Hier gibt es - ich erwähnte es bereits bei anderer Gelegenheit - sehr viele sehr aggressive Autofahrer. Fährt man nach Hessen rüber: alle brav. Hier so, auf der bayerisch-thüringischen Seite: Kamikaze. Das ist also, wenn man beruflich täglich mit dem Auto unterwegs ist, nicht ne Frage, die man sich einmal im Monat stellt, sondern eher so dreimal täglich, wenn's reicht.
Unzählige Kreuze, Blumen und Kränze am Rand aller Landstraßen im engeren Umkreis sprechen davon, dass die Gefahr real ist und nicht eingebildet. Dazu kommt, dass die Rhön sowohl geographisch (Hügel, Täler, Wald) als auch seitens der Infrastruktur (viele kleine Dörfer, viele aneinandergereihte Kurven, unübersichtliche Straßen) nichts für Sissies ist.Und es springt ja zusätzlich, der gemeine Berliner mag bass erstaunt sein, noch allerlei Getier auf den Straßen herum. Vollbremsung nie ausgeschlossen. Man kann hier nicht einfach durch die Gegend fahren, ohne ständig mit nem Reh zu rechnen.
Was also tun? Jeden Autofahrer, der sich verkehrsgefährdend verhält, anzeigen? Da sitzt man dann häufiger  auf der PI als auf dem Klo. Einfach ignorieren? Auf Dauer nicht gut für die Nerven (ich hab nicht so besonders gute).

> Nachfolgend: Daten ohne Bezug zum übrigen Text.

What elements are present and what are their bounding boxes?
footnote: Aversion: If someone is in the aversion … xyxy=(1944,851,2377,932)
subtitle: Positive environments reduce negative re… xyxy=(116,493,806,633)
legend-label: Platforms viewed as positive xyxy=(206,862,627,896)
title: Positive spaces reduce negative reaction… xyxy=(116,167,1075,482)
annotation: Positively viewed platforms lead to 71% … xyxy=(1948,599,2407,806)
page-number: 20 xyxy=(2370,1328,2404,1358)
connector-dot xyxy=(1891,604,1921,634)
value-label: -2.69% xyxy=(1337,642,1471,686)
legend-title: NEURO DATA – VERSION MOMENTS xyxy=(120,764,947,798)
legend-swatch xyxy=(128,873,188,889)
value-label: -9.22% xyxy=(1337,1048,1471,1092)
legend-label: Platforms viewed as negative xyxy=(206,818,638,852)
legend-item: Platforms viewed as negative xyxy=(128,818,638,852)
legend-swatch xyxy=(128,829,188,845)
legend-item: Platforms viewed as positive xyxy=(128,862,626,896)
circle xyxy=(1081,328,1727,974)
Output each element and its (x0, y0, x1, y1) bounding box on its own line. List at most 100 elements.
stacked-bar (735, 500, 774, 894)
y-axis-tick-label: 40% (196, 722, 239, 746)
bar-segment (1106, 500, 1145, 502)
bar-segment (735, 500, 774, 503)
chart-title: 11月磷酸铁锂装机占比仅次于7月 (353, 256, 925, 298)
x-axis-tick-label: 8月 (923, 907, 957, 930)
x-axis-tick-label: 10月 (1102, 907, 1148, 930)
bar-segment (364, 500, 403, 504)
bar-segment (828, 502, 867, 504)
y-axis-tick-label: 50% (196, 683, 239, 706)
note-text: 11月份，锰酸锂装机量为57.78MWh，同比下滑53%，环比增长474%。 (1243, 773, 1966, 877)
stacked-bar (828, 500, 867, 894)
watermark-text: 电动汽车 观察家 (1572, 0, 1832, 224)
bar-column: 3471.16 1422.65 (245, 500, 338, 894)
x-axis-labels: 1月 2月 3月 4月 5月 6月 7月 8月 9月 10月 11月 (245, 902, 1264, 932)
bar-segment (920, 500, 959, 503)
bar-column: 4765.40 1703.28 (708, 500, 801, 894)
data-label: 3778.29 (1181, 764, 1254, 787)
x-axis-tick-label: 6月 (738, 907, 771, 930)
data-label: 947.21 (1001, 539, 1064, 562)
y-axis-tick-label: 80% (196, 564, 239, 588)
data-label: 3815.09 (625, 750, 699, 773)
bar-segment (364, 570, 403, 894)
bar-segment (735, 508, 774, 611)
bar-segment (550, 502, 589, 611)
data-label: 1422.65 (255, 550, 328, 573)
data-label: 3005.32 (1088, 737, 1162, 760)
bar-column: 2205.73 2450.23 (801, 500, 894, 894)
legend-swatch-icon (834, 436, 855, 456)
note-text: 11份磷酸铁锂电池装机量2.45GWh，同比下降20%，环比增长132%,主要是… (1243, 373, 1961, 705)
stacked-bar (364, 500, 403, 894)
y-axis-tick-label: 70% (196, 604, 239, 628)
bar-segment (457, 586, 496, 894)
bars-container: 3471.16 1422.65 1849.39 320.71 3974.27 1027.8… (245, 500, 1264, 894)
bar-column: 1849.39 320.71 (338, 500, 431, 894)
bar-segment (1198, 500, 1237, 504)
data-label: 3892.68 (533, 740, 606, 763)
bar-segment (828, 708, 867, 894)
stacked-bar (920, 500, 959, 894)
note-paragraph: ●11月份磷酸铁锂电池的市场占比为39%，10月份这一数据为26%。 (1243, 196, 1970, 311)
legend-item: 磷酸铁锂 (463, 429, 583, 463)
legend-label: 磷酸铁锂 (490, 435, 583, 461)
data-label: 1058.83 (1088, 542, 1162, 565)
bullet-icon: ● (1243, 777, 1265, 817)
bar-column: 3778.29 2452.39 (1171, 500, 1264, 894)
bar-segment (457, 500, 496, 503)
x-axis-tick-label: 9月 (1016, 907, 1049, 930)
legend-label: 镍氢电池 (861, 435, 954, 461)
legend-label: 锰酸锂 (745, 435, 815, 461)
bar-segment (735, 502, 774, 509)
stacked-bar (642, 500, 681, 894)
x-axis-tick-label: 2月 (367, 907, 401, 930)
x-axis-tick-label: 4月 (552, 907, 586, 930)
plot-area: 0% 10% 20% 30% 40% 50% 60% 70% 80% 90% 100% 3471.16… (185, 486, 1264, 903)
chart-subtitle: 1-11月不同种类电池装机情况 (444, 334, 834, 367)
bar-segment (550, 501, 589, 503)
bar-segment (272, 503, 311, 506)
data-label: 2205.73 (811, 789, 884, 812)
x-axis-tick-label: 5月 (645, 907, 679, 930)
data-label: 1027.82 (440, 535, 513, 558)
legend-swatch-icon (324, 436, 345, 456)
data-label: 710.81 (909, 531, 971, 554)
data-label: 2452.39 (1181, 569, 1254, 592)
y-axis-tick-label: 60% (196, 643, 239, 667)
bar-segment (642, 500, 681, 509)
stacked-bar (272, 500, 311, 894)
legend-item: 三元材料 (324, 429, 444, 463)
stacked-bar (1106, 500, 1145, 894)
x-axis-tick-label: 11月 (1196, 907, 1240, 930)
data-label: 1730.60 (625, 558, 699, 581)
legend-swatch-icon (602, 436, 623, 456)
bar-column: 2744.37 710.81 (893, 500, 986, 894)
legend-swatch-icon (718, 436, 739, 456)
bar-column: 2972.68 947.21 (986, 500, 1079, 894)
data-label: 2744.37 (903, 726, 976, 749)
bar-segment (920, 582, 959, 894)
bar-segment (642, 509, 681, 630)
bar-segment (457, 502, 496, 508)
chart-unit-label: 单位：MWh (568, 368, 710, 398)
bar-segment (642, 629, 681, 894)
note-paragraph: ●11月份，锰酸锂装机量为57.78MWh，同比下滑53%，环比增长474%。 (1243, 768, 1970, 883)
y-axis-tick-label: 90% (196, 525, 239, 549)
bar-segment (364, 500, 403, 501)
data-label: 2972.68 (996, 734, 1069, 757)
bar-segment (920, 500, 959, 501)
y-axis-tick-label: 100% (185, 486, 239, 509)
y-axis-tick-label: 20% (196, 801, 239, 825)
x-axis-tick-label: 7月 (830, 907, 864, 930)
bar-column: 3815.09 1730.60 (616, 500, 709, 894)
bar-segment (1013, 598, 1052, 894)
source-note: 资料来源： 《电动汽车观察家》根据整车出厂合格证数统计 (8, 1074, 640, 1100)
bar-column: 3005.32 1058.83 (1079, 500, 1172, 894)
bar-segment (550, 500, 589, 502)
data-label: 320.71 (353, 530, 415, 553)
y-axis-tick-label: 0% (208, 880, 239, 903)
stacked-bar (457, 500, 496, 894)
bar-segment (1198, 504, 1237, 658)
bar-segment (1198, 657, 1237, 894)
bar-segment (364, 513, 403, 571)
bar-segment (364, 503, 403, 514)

"Beten" ist in so einer Situation aus mehreren Gründen sicher nicht falsch. Vielleicht sollte ich das mal häufiger tun... theoretisch könnte das a) dem Kofferraumkriecher b) meinen Aggressionen und c) meiner Einstellung zum Menschen an sich helfen. Gerade letztere ist in letzter Zeit arg in Richtung Ungeduld gekippt. Das will ich nicht unbedingt zelebrieren oder zementieren. Lieber wieder ein bisschen ruhiger werden... ist auch gesünder.